Study: Rheumatoid-arthritis drugs may raise cancer, infection riskMay 17, 2006 | South Florida Sun-Sentinel
Some drugs used to treat rheumatoid arthritis, a devastating disease that can deform bone and cause extreme pain, may increase the risk for serious infections and also some cancers in rare cases, according to an analysis of nine studies involving the drugs.
But doctors familiar with the research say the benefits of the drugs, Humira and Remicade, outweigh the risks for most people with rheumatoid arthritis.
The best course of action, they say, is for doctors to monitor their patients closely for symptoms of infection or cancer. Enbrel, a similar drug, was not included in the analysis, but a separate study is planned.
Rheumatoid arthritis affects more than 2 million Americans. It occurs when the body's immune system malfunctions and attacks joints anywhere in the body. It is a different disease from osteoarthritis, which affects 21 million Americans and begins with the breakdown of joint cartilage, causing pain and stiffness.
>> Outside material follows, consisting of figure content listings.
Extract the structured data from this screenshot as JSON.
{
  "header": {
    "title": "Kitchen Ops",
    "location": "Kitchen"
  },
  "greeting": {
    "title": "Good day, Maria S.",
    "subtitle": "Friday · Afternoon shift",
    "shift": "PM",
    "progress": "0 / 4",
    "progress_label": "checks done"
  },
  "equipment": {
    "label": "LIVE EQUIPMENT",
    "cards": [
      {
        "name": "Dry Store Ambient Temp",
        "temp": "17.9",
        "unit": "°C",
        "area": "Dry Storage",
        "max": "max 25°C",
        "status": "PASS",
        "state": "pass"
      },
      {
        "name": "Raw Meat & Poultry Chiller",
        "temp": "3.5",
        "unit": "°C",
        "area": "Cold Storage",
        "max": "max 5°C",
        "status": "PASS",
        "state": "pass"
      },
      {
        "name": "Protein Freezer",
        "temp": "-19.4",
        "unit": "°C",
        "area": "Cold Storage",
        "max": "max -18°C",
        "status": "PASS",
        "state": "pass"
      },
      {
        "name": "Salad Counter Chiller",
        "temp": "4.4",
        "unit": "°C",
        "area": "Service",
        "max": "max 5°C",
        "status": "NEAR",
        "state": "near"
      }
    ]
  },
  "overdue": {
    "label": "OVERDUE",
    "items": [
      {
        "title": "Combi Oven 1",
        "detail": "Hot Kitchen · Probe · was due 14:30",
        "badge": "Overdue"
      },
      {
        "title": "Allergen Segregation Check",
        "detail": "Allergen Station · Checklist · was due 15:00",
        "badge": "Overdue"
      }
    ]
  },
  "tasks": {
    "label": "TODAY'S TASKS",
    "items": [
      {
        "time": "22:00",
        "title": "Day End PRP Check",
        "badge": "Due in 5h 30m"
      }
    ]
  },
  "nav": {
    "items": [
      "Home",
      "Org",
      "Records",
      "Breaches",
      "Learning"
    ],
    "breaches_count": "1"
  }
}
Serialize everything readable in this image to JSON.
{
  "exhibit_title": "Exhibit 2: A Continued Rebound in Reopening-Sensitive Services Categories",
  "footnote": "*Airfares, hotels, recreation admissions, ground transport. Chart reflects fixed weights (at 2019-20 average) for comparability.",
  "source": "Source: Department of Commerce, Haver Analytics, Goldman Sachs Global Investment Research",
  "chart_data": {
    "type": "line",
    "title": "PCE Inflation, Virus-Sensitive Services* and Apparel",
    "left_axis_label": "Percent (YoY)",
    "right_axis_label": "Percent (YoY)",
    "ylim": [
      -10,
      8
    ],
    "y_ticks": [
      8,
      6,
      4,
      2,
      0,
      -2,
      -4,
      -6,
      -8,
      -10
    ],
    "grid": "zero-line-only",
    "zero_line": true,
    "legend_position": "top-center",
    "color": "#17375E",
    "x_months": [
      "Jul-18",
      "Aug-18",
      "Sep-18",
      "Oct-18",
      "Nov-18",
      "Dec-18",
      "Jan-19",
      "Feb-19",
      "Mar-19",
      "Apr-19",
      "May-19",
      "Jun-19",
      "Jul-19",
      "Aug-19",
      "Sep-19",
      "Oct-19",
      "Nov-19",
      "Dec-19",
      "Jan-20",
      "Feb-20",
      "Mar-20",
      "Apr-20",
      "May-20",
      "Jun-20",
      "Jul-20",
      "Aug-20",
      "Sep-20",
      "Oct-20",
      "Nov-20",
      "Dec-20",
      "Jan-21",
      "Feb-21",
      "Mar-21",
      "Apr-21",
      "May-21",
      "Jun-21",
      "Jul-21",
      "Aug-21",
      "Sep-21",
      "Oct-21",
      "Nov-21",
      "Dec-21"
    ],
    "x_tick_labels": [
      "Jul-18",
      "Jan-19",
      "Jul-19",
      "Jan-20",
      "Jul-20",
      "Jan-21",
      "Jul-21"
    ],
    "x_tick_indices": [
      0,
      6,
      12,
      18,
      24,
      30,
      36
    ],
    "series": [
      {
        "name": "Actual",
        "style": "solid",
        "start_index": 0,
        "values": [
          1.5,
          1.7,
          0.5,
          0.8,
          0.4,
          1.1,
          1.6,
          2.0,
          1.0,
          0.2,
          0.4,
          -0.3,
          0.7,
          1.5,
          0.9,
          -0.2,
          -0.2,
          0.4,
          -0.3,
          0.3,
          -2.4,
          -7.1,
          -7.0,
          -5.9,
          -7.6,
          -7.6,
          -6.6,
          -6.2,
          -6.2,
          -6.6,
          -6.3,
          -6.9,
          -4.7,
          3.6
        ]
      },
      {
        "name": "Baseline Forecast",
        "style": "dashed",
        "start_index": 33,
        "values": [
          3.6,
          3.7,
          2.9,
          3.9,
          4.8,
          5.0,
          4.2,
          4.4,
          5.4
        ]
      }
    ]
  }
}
More than a half-million rheumatoid-arthritis patients have received therapy with the drugs so-called TNF-blocking antibodies -- which can halt the body's production of a protein that can cause inflammation. The drugs can improve range of movement, ease pain, and may increase life expectancy.
Dr. Eric Matteson, a Mayo Clinic rheumatologist who worked on the analysis published in today's Journal of the American Medical Association, said that as the drugs slow the progression of rheumatoid arthritis, they also can interfere with normal immune function.
Of 3,493 patients in the nine clinical trials who received at least one drug treatment, 29 developed cancers, compared with only three cancers in 1,512 patients who took a placebo. Serious infections, such as pneumonia, occurred in 126 patients on the drugs, compared with 26 infections in people who took placebos.
"Most of the patients appropriate for this therapy do not have other good options," Matteson said. "TNF-blocking antibodies are absolutely the best drug for many patients."